“Vengeance is a dark light that blinds all who seek it.”
NBC. All season 1 episodes free at Hulu. Starring Damian Lewis, Sarah Shahi, Robin Weigert, Brooke Langton, Brent Sexton and Adam Arkin.
A few years ago, after the runaway success of CSI, crime procedurals were all the rage and soon there were so many forgettable CSI or Law and Order spin-offs and rip-offs filling the airwaves. Then came the next sensation, thanks to Lost, serial dramas like Vanished and Kidnapped and whatever else, of which very few made it past season 1, or even through season 1.
Now, apparently, networks are combining the two, figuring they can get the best of both worlds, and NBC’s drama Life is a perfect example. Much like another last TV series I reviewed, New Amsterdam, every week there’s a new mystery that gets wrapped up by the end of episode (yay, short-attention spans!) but there’s also an ongoing story that drives the plot of the series (yay, passionate fanbase!). It’s actually very similar to New Amsterdam, except for the whole, living forever thing — each show’s main character is a homicide detective trying to solve a life mystery, paired with a tough minority female partner with a cop father, with a comic relief sidekick in his personal life and an elusive love interest.
In this case, detective Charlie Crews (Damian Lewis, or Winters from Band of Brothers as I like to think of him) has just been released from prison after spending 12 years behind bars for a triple-murder he didn’t commit. The season arc focuses on him trying to find the real killer and who set him up and why and dealing of course, with his adjustment to a new world. The latter consists of him trying to gain the trust of his fellow officers and also lame gags like him not knowing what an IM is. He has come out of prison with a new Zen-like mentality and a love for light and fruit, and all three are hammered home somewhat annoyingly (though they do tone it down as the season progresses).
His new partner, Dani Reese (Sarah Shahi, or that girl Tony sleeps with in Vegas on The Sopranos) is a recovering alcoholic who is annoyed by Crews, but of course, becomes loyal in the face of dissent from her colleagues, especially their boss (Weigert). His old partner (Sexton), still a beat cop, is racked by guilt for helping put Crews away in the first place and somehow finds himself at every one of their crime scenes, despite the fact that L.A. is a huge city of ten million. His sidekick is a white-collar criminal he befriended in prison (Arkin) who now manages his huge settlement from the city, as procured by his lawyer/love interest (Langton).
Much as with New Amsterdam the procedurals are pretty hit-or-miss and mostly forgettable while the most interesting part of each show is the season-long plot. The shows feature more of Crews trying to solve his own mystery are the better ones, as he slowly puts the pieces together on his wall o’ conspiracy in a back room in his new big mansion.
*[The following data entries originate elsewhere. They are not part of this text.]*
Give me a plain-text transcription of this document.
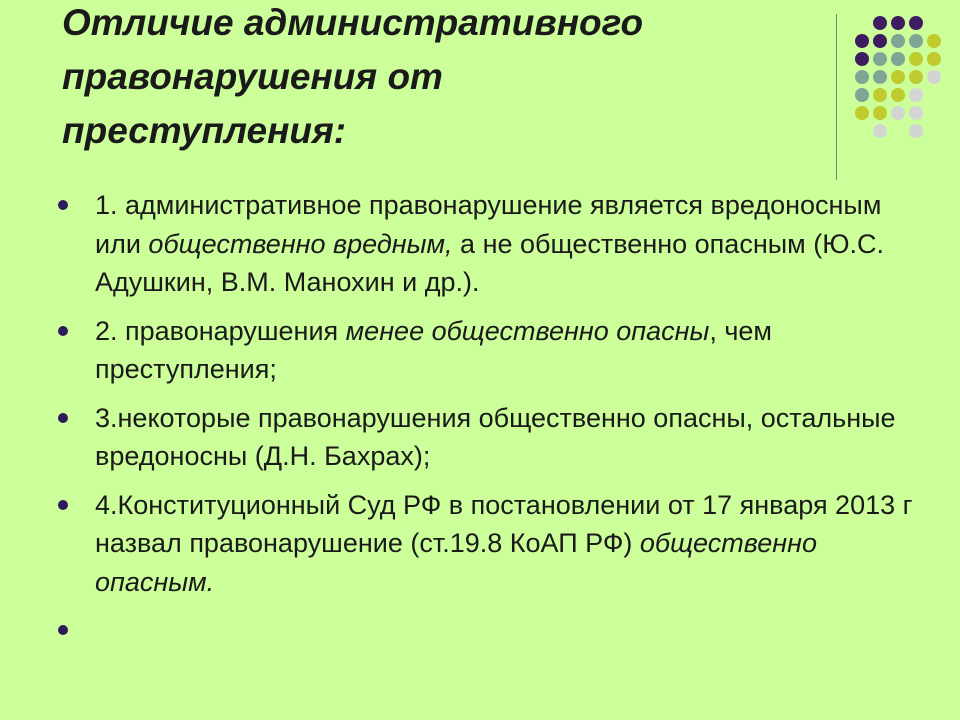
Отличие административного
правонарушения от
преступления:
1. административное правонарушение является вредоносным или общественно вредным, а не общественно опасным (Ю.С. Адушкин, В.М. Манохин и др.).
2. правонарушения менее общественно опасны, чем преступления;
3.некоторые правонарушения общественно опасны, остальные вредоносны (Д.Н. Бахрах);
4.Конституционный Суд РФ в постановлении от 17 января 2013 г назвал правонарушение (ст.19.8 КоАП РФ) общественно опасным.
Damian Lewis is good and gets better as the season goes on, and his voice gets a lot less annoying after the pilot. Plus, he’s Winters, and I’ll always give him the benefit of the doubt. Arkin is amusing as the sidekick, but hasn’t had much screen time except for a throwaway plot with Christina Hendricks of Mad Men. Shahi is actually pretty convincing and her character is interesting, and Langton does a good job with her limited screen time and has good chemistry with Lewis. Weigert doesn’t have much of a role as their lieutenant, and apparently they’re bringing in Donal Logue next year as the precinct captain, so that will cut into her role some more.
They do provide a fair amount of closure in the best and final episode of the season (just in case they got cancelled, I guess) which is nice, but now I find it hard to imagine what season 2 is going to be about. However, with the promise of Crews’ secret room and his grand diagram of the conspiracy, the actual answers weren’t very interesting.
Overall, if you like procedurals, you’d do worse than Life or New Amsterdam, which at least have something else going for it besides the fairly predictable murder plots every week. And with Life, there will definitely be a season 2, and with both you can watch all the episodes for free at hulu.com.